The harvesting couple
Zurich, Jakob Georg Röttinger, 1898
Stained glass with lead came; mass-dyed glass, schwarzlot, silver stain, enamels. Wooden frame
In light: H 196 cm, W 131 cm; with frame: H 209, W 144
Vitromusée Romont, VMR 679
This stained glass window comes from a luxurious Art Nouveau villa from the mountain village Engi (Canton of Glarus in Eastern Switzerland). The house was built in 1898 by the wealthy industrialist Jakob Schuler-Brunner (1846 – 1922) for his daughter Rahel. He operated a printing press in Glarus and large spinning and weaving mills in Mels (St. Gallen). From 1896 onwards he concentrated exclusively on the textile industry in Mels.
Rahel was the only child of Jakob Schuler and his wife Rosina Brunner (1853 – 1919). She was married in May 1898, aged 21, to Alfred Leonhard Blumer, the son of another textile industrialist, Leonhard Blumer. The latter had founded the weaving mill Sernfthal in Engi, which is still in operation today under the name WESETA.
The opulent villa in Engi was the wedding present of the father of the bride to the young couple, and must have given an impression of magnificence in the then small and modest village of Engi.
The window was located in the south-east of the villa facing the garden, part of a glass-encased veranda. It shows a young couple picking fruit from a tree: the man stands on a ladder and passes the fruit he picks from the branches down to the woman, who catches it in her wide skirts. The representation is intended as a metaphor for married partnership, which yields fruit through shared labour. The Mediterranean landscape and antique-style clothing – e.g. the Phrygian cap – suggest a connection with Greek mythology: the goddess Gaia, mother earth, gifts the bridal couple Zeus and Hera a tree laden with golden apples as symbols of love and fertility.

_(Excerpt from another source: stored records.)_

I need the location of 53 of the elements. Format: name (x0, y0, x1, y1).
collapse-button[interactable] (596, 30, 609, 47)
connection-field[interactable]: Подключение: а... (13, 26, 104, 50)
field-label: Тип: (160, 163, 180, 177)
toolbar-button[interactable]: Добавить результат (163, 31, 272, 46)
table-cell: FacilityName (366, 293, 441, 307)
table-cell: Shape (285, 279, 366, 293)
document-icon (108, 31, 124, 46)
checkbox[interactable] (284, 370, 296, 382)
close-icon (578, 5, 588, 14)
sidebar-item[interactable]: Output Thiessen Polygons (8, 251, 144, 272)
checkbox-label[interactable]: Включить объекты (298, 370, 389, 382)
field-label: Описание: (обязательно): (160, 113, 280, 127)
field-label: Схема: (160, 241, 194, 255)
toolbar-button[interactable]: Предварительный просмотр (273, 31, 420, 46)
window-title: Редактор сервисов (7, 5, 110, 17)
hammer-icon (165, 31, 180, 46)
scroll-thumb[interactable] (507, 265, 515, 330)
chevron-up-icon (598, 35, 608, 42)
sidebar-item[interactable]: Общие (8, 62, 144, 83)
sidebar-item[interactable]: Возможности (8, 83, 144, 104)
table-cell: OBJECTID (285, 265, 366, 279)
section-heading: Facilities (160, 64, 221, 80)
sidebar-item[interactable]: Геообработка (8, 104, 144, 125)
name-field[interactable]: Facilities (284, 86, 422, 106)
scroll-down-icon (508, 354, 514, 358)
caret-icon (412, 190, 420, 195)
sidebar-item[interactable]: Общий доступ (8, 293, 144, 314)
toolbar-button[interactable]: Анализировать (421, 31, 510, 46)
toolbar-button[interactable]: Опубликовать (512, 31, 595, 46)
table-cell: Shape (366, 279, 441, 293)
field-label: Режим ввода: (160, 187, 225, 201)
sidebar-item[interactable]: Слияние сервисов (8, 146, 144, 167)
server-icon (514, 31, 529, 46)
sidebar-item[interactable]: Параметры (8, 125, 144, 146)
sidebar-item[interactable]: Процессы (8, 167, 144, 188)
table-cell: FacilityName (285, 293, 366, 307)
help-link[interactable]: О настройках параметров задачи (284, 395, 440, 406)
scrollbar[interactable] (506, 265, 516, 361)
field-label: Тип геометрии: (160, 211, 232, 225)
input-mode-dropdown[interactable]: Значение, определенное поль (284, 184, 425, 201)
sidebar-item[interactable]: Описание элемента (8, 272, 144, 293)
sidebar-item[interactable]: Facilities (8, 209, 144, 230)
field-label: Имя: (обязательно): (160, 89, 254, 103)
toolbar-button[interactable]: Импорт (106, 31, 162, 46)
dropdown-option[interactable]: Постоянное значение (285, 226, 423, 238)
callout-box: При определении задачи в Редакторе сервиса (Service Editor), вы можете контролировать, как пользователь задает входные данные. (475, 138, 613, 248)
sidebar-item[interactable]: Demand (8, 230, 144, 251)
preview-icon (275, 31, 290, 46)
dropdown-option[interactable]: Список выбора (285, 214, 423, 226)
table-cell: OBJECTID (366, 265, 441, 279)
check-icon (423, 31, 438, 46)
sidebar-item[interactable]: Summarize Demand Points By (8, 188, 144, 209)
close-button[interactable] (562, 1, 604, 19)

In the upper corners are the crests of both families: to the right the arms of the Schuler family, to the left that of the Blumers. Between them is the crest of the Canton of Glarus with Saint Fridolin. The stained glass was designed and executed by the Zurich based artist Jakob Georg Röttinger (1862 – 1913), son of the glass painter Johann Jakob Röttinger (1817 – 1877), who had immigrated from Nuremberg. Röttinger was one of the most celebrated glass painters in Switzerland around 1900. The design of the window – with the family crests changed and additions to the lower corners – was integrated into the workshop’s catalogue and served Röttinger as a sample to present to potential clients.
Rahel Schuler’s husband Alfred Leonhard Blumer had inherited his father’s business and initially continued to run it successfully. In the late 1930s, however, following the Great Depression, the Blumer-Schuler’s lost practically all their property, including the resplendent villa in Engi. The window was removed from its original location in the 1980s, after another change in ownership.